WEEK 3: THE FRAGMENTED ESSAY, THE WHOLE SELF

Lyric essays, particularly collages, braids, lists, and other forms that use fragmentation, can offer useful ways to explore our experiences and sometimes even shift our vision as we find connections between seemingly unrelated material. These forms may be ends in themselves, or they may give us techniques we can integrate into other approaches. This week, we’ll look at a variety of examples and explore a variety of techniques that can assist in developing your essay in progress, discuss the stages of the writing process, and continue to work on exercises that will lead us toward a skeleton draft of a piece.

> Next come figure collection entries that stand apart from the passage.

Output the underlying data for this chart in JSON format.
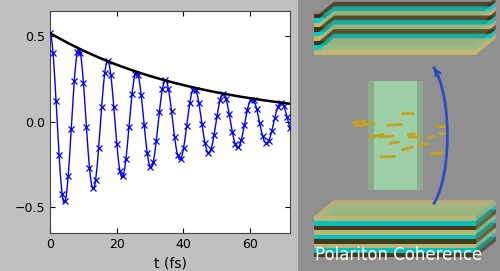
{
  "xlim": [
    0,
    72
  ],
  "ylim": [
    -0.65,
    0.65
  ],
  "xticks": [
    0,
    20,
    40,
    60
  ],
  "yticks": [
    -0.5,
    0.0,
    0.5
  ],
  "xlabel": "t (fs)",
  "plot_bg": "#ffffff",
  "fig_bg": "#c0c0c0",
  "oscillation_color": "#0000ee",
  "envelope_color": "#000000",
  "oscillation_freq_rad": 0.725,
  "envelope_decay": 0.022,
  "initial_amplitude": 0.52,
  "t_max": 72,
  "n_points": 400,
  "marker_size": 4,
  "line_width": 1.0,
  "envelope_lw": 1.8,
  "polariton_text": "Polariton Coherence",
  "text_color": "#ffffff",
  "text_fontsize": 12,
  "right_bg": "#888888",
  "mirror_dark": "#3d2f10",
  "mirror_cyan": "#00cccc",
  "mirror_tan": "#c8b870",
  "pillar_color": "#aaddaa",
  "molecule_color": "#c8a020",
  "blue_arc_color": "#2244cc"
}
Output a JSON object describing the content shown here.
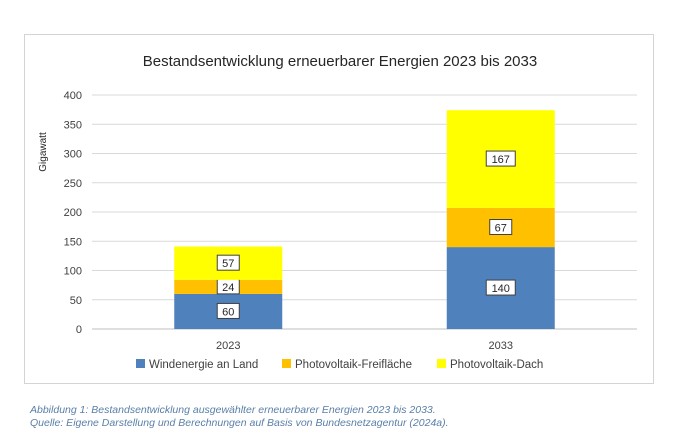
{
  "chart_data": {
    "type": "bar",
    "stacked": true,
    "title": "Bestandsentwicklung erneuerbarer Energien 2023 bis 2033",
    "ylabel": "Gigawatt",
    "xlabel": "",
    "categories": [
      "2023",
      "2033"
    ],
    "ylim": [
      0,
      400
    ],
    "yticks": [
      0,
      50,
      100,
      150,
      200,
      250,
      300,
      350,
      400
    ],
    "grid": true,
    "legend_position": "bottom",
    "series": [
      {
        "name": "Windenergie an Land",
        "values": [
          60,
          140
        ],
        "color": "#4f81bd"
      },
      {
        "name": "Photovoltaik-Freifläche",
        "values": [
          24,
          67
        ],
        "color": "#ffc000"
      },
      {
        "name": "Photovoltaik-Dach",
        "values": [
          57,
          167
        ],
        "color": "#ffff00"
      }
    ]
  },
  "caption": {
    "line1": "Abbildung 1: Bestandsentwicklung ausgewählter erneuerbarer Energien 2023 bis 2033.",
    "line2": "Quelle: Eigene Darstellung und Berechnungen auf Basis von Bundesnetzagentur (2024a)."
  }
}
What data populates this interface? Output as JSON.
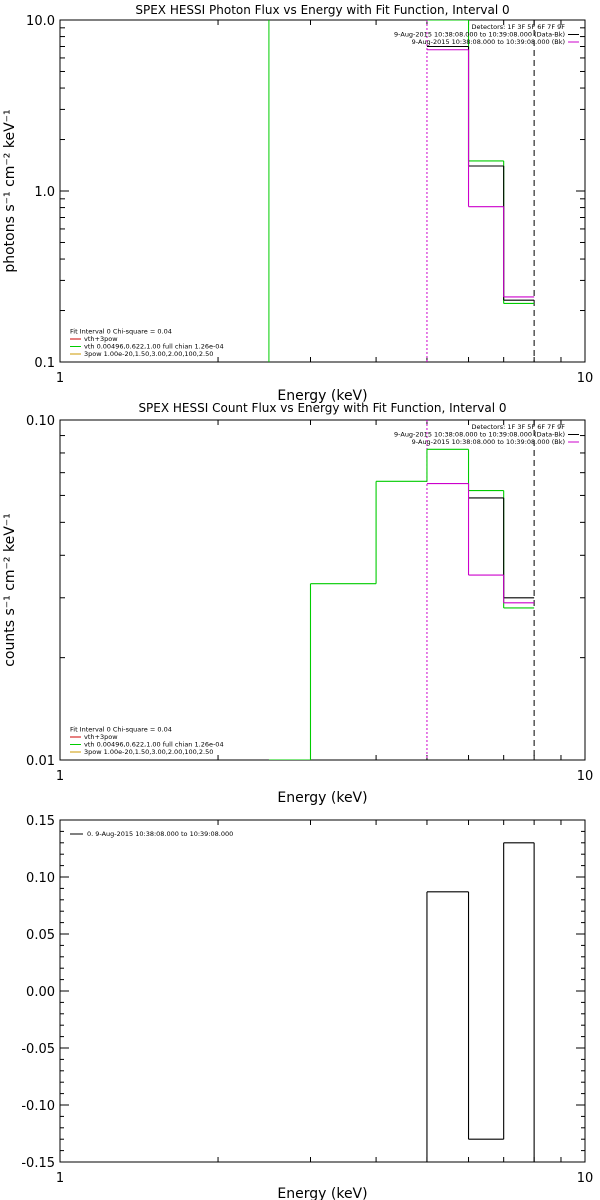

WEEK 4: THE VALUE OF REVISION TO AID IN HEALING AND DISCOVERY

How can the revision process—the deepening of ideas, the development of scenes and image patterns, the enlarging of symbols, the heightening of important moments—help us to understand the patterns in both our narratives and our lives and give us a new perspective? We’ll learn about approaches to revision and consider how revisiting, rethinking, recasting, reshaping, and fleshing out experience can help us discover layers of meaning and lead us to a greater sense of health and wholeness. Turn in your essay this week for feedback.

WEEK 5: SHARING, RESPONDING, REFLECTING

This week we’ll consider ways we can respond to others’ work that are not only supportive and nurturing, but that also ultimately can make us better writers. We’ll end this course by reflecting on our own experiences of healing through writing and ways of moving forward to continue to integrate these ideas into our processes and the stories we write.